Mom Stuff, Warrior Stuff

Hi, I’m Julie. AKA The Sick Mom. AKA Cancer Mom.

No, of course those aren’t my nicknames.  “The Sick Mom” or “Cancer Mom.”  But sometimes I feel like they are.  “Cancer Mom” actually sounds kind of like a superhero name doesn’t it?  If you say it in a deep voice with enthusiasm maybe?  Cancer Mom!  Let me tell you, cancer fighters are definitely superheros.  I don’t feel like a superhero but when I read the stories of others battling cancer as well & the war they are raging against this beast that is cancer, I know they are true warriors, real life superheros.  As are the doctors who work to fight against cancer, they are legit superheros!

When I was diagnosed with cancer last year, probably one of the worst parts initially was having to tell others.  It broke my heart actually.  People would feel so awkward & not know what to say.  I totally get it, up until last year I used to feel awkward & not know what to say when I heard that kind of news too.  Now it was me on the other end though, being the bearer of bad news.  And people would be shocked.  And I could see the instant fear in the eyes of those who are around my age.  I could see them thinking, “Wow, it could be me.”  People would be sad & cry, which would then make me cry.  But I understand because I was feeling all of those emotions as well-shock, fear & sadness.  And what ended up happening is that I would find myself giving people pep talks.  “Don’t worry, my prognosis is good.”  “It’s going to be ok, I’m not going to die tomorrow.”  “I’m strong, I’m brave, I’ve got this.”

I only actually told a few people about my diagnosis-my immediate family, a few close friends from church & the girls’ teachers at school.  It was selfishly just easier for me that way.  I would rather have everyone find out through the grapevine-from my hubby, my parents or from my friends.  Then I didn’t have to keep hearing & seeing people’s reactions.  I didn’t have to keep re-living the shock, fear & sadness.  I didn’t have to continue giving everyone my upbeat pep talks about how my prognosis was good & that I was going to be ok.

Because I didn’t know if any of those things were true.  To be honest, I was living in a fog.  A surreal world where I was scared about what the future, both short-term & long-term would bring, but at the same time life was continuing on normally around me.  I remember looking at people’s everyday photos on Instagram & wondering how they could continue on with their lives while I had cancer.  Because my world had stopped.  At least inside of my head.  Cancer consumed every thought.  I remember walking my kids to their classes at school or going to church & I would feel like everyone was looking at me.  Looking at “The Sick Mom” or “Cancer Mom.”  I kept my smile on my face & wondered who already knew.  It’s like I could feel them thinking, “there goes that young mom with cancer.”  I’m telling you, my mind was in a very strange place.

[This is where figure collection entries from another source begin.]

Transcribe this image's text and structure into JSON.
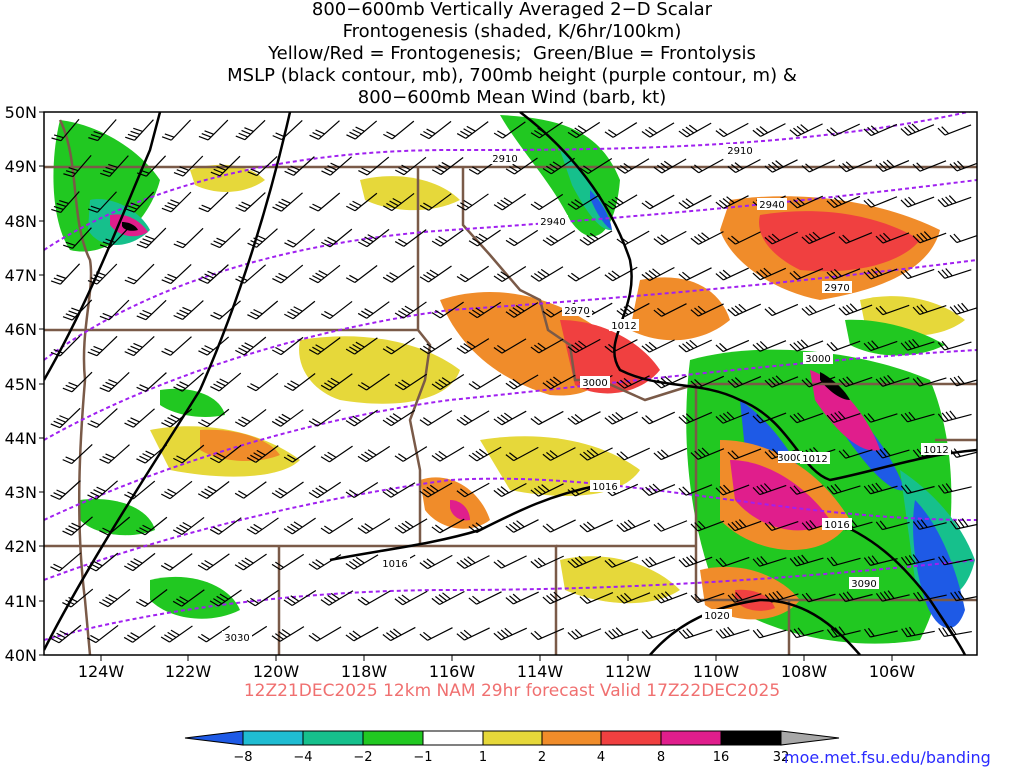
{
  "title": {
    "lines": [
      "800−600mb Vertically Averaged 2−D Scalar",
      "Frontogenesis (shaded, K/6hr/100km)",
      "Yellow/Red = Frontogenesis;  Green/Blue = Frontolysis",
      "MSLP (black contour, mb), 700mb height (purple contour, m) &",
      "800−600mb Mean Wind (barb, kt)"
    ]
  },
  "footer": {
    "run_label": "12Z21DEC2025 12km NAM 29hr forecast Valid 17Z22DEC2025",
    "credit": "moe.met.fsu.edu/banding"
  },
  "map": {
    "lat_labels": [
      "50N",
      "49N",
      "48N",
      "47N",
      "46N",
      "45N",
      "44N",
      "43N",
      "42N",
      "41N",
      "40N"
    ],
    "lon_labels": [
      "124W",
      "122W",
      "120W",
      "118W",
      "116W",
      "114W",
      "112W",
      "110W",
      "108W",
      "106W"
    ],
    "height_contour_labels": [
      "2910",
      "2910",
      "2940",
      "2940",
      "2970",
      "2970",
      "3000",
      "3000",
      "3000",
      "3030",
      "3090"
    ],
    "mslp_contour_labels": [
      "1012",
      "1012",
      "1012",
      "1016",
      "1016",
      "1016",
      "1020"
    ],
    "colors": {
      "mslp": "#000000",
      "height": "#a020f0",
      "border": "#7a5a48",
      "frontogenesis_weak": "#e6d83a",
      "frontogenesis_mod": "#f08c2a",
      "frontogenesis_strong": "#f04040",
      "frontogenesis_vstrong": "#e01e8c",
      "frontolysis_weak": "#21c821",
      "frontolysis_mod": "#16c08c",
      "frontolysis_strong": "#1e5ae6"
    }
  },
  "colorbar": {
    "labels": [
      "−8",
      "−4",
      "−2",
      "−1",
      "1",
      "2",
      "4",
      "8",
      "16",
      "32"
    ],
    "colors": [
      "#1e5ae6",
      "#1fbcd2",
      "#16c08c",
      "#21c821",
      "#ffffff",
      "#e6d83a",
      "#f08c2a",
      "#f04040",
      "#e01e8c",
      "#000000",
      "#a8a8a8"
    ]
  }
}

I’ve been done with treatment for 10 months now.  I feel like I’ve made my comeback!  I am still struggling with numerous side effects, but overall life has resumed its normalcy around here.  I still don’t bring up cancer with people unless it’s an absolute necessity.  I don’t want people feeling bad for me.  But still sometimes other people bring it up.  Last week at school I met a mom from 6th grade & when I said who my daughter is she said, “Oh you’re the mom who was sick last year.”  Yes.  I’m Julie, The Sick Mom.  Cancer Mom.  My alter ego.  Will this title follow me around forever?  And I’m not trying to be a jerk.  And I promise I’m not offended.  I know people mean well.  It’s just hard to move on with your life when cancer keeps popping up in various ways all of the time.  Just something I am still working on adjusting to.

And I don’t want to ever use cancer as an excuse for things.  Even though it inevitably is.  It is the reason that I can’t help in my kids classrooms regularly this year.  This was supposed to be my year!  The one year where my girls are all finally in school every day, at the same school.  I’m not into the PTA thing, but I do like volunteering in the classroom, helping the teachers out & helping the kids.  It’s probably because of my background in education that I know how invaluable parent volunteers are to teachers.  This year I was going to volunteer in all 3 of their classrooms.  It was going to be great!  But I still have certain limitations.  And I know things are slowly (ever so slowly) getting better, but I’m just not there yet.  So I will do what I can, helping out in ways that I can.  That’s the best I can do right now.  And that’s ok.  I think parents, whether you have cancer or not, need to be reminded that we are all just doing the best we can in our given circumstances.  And that’s ok.  And our kids will be ok too.